# Simple Energy conservation, PE = KE + PE

1. Mar 25, 2008

### Scrum

1. The problem statement, all variables and given/known data

A block mass M slides down the side of a frictionless circle Radius R. At an angle Theta the mass M flies off the circle, what is the angle?

2. Relevant equations

PE(top) = KE(point it flies off) + PE(at that point)

Sum Of Forces = Mass * Acceleration

3. The attempt at a solution

Okay I actually did this one before and I was trying to do it again but somehow I don't seem to be able to get it. The answer was Inverse Cosine of 1/1.5 or 48 degrees.

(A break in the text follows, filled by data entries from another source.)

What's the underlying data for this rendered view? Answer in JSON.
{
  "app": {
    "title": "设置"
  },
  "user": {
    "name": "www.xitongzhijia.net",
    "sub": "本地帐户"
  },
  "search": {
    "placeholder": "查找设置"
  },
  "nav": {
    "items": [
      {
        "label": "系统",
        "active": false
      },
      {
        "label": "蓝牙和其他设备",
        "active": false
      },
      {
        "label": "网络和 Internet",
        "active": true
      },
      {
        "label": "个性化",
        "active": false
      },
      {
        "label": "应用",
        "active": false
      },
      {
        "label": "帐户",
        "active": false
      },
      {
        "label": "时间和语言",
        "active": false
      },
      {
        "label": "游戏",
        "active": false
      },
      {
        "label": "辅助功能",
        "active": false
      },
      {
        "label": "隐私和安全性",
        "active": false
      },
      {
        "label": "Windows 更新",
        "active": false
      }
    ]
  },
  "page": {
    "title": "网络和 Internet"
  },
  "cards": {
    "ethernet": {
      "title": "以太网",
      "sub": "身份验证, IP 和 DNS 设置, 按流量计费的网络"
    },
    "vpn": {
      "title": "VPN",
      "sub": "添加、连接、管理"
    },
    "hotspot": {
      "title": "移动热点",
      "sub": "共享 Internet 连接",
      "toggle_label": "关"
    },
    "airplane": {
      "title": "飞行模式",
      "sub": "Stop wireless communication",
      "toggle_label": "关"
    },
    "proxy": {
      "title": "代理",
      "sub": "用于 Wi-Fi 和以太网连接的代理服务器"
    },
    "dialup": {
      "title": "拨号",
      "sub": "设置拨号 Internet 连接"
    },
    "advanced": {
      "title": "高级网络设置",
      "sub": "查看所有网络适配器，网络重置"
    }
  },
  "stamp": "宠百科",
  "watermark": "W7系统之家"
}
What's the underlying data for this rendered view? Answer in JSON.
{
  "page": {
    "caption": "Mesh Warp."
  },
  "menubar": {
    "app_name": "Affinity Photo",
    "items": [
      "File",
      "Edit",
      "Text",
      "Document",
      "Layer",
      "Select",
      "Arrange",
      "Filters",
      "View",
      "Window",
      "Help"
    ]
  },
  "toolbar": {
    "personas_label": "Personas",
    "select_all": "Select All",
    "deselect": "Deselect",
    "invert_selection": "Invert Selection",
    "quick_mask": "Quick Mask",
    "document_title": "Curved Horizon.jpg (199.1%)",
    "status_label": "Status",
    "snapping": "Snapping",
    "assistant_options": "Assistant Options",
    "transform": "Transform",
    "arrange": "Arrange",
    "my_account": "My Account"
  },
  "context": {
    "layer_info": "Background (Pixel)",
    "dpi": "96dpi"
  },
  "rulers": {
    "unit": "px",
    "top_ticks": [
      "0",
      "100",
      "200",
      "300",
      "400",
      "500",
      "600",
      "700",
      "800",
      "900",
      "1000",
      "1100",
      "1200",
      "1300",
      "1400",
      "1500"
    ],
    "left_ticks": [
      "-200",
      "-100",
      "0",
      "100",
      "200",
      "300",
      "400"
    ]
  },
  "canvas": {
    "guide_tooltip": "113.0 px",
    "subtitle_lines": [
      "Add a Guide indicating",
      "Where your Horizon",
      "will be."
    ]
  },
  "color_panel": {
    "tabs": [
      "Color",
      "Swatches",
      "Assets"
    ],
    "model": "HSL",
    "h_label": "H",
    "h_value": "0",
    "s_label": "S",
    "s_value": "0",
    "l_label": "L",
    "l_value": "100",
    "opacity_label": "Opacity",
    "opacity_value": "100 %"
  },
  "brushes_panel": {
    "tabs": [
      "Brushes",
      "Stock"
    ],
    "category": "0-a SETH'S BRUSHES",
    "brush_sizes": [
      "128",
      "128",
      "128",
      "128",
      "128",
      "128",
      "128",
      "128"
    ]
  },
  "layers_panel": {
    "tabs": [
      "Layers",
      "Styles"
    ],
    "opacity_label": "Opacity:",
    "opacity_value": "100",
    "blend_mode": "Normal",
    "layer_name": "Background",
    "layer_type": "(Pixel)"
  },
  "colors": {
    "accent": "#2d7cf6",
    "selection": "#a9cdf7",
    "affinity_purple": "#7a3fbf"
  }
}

The problem was done with energy equations

PE(top) = KE(point) + PE(point)

I set 0 PE to be the middle of the circle so

mgR = .5 mv^2 + mg(Rcos(theta))

mass cancels

gR = .5v^2 + gRcos(theta)

I think I'm going wrong here but I said the only force acting on the block is weight or mg, because at the point is leaves the normal force goes to 0.

so sum forces = mass * acceleration

mg = ma

mass cancels

g = a

then v^2 / R = a , so gR = V^2

then plugging that in

gR = .5v^2 + gRcos(theta)

gR = .5gR + gR cos(theta)

gR cancels

1 = .5 + cos(theta)

and I end up with 60 degrees so I think I missed out a number somewhere but I don't know where.

2. Mar 25, 2008

### Shooting Star

It'll leave the surface of the sphere when the normal reaction N becomes zero.

If $\theta$ is the angle made with the upward vertical with the radius at the position of the particle, then the centripetal force is given by,

mv^2/r = mgcos$\theta$ - N, which will give you mv^2 when N=0.

Also, KE = change in PE from top position, which gives,

mv^2/2 = mg(...) [you find it, in terms of r and $\theta$, using geometry].

From this, you'll get $\theta$.